La Becquée

Chapitre douze

Près de mourrir, Félicie Planté, qui est une femme de la terre, grande propriétaire terrienne, donne à son petit neveu, narrateur et auteur du roman, un dernier conseil.

...

Madame Leduc avait imaginé de nous réunir chaque soir auprès du lit de la malade afin d'y réciter la prière en commun. Elle y joignait une lecture pieuse que l'on écoutait en silence. C'étaient ordinairement de noires méditations où le nom de la mort revenait fréquemment ainsi que le «vanité des vanités» que la lectrice prononçait sur un ton lamentable, et de préférence en latin. Félicie, le nez levé vers le ciel du lit, donnait l'exemple de la patience. Un soir, comme on se retirait, elle me retint par la main et me dit:

- Mon petit, tu es bien jeune pour comprendre les termes bizarres que l'on emploie devant toi; mais tu as de la mémoire et tu te souviendras plus tard de ce que tu auras entendu. Crois-en ta vieille tante qui est tout près d'aller se faire juger par le bon Dieu; ce n'est pas vrai!... tout n'est pas vain. Leur vanitas vanitatum, c'est un charabia de gens qui n'ont jamais été bon à rien. Méfie-toi toujours des grands mots; c'est comme pour les fruits trop poussés: ça n'a aucun goût.

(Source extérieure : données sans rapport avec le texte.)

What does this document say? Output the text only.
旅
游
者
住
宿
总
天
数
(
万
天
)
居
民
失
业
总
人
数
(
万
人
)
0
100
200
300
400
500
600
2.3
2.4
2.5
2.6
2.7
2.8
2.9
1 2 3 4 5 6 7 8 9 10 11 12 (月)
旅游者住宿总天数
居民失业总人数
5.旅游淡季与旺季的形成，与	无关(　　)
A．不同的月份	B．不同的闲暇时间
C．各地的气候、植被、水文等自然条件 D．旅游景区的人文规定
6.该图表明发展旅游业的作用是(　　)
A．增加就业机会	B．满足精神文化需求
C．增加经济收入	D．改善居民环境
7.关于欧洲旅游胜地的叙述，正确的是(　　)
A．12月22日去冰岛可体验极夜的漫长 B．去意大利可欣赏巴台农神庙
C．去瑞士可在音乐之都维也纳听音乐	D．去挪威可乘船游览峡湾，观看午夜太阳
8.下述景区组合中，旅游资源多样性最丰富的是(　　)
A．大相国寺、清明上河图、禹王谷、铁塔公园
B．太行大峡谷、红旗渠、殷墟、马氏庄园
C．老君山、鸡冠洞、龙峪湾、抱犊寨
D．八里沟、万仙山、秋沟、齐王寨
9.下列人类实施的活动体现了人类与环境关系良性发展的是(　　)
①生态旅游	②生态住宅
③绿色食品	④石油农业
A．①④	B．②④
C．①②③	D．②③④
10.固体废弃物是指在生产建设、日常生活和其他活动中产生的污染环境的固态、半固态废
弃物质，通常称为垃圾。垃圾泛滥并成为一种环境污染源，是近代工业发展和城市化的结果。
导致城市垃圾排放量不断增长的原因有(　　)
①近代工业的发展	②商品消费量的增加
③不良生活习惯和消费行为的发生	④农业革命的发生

«Rappelle-toi quand nous nous promenions ensemble: tu allais te pencher sur la terre pour distinguer le blé tout petit; quelque temps après, nous l'apercevions de la route; un beau jour il était aussi haut que toi; une autre fois, le vent le couchait comme si les troupeaux s'étaient vautrés dessus, et je me faisais des cheveux blancs! enfin on le voyait battre, au milieu de nuages de poussière, et on comptait le nombre des boisseaux de grain. Est-ce que c'était une plaisanterie? Est-ce que nous avions tort d'épier les brins d'herbe dans les champs, et de nous intéresser à eux, et de croire en eux comme en des amis? Est-ce qu'ils nous ont jamais trompés? Est-ce qu'ils se sont jamais lassés de devenir le pain que Fridolin met au four? Est-ce que ce pain - que mange madame Leduc comme les autres - est une vanité? Et le beau vin qui sent la framboise et que ton oncle Planté regarde à contre-jour, par plaisir, en clignant des yeux? Et nos sapins? Et les souches qui font les flambées d'hiver? Et nos moutons? Et nos bonnes bêtes de vaches? Et les jolis fromages bleus, dont la paysans se nourrissent? Des vanités, sans doute? Imbéciles! Pourquoi ne parlent-ils pas de cela dans leurs prières, au lieu de nous donner la frousse avec leurs histoires apocalyptiques? Moi, mon enfant, je remercie le bon Dieu de m'avoir permis de voir toutes ces vanités-là renaître sous mes yeux, tous les ans, bien régulièrement, - avec des hauts et des bas, - soixante-cinq années bien comptées.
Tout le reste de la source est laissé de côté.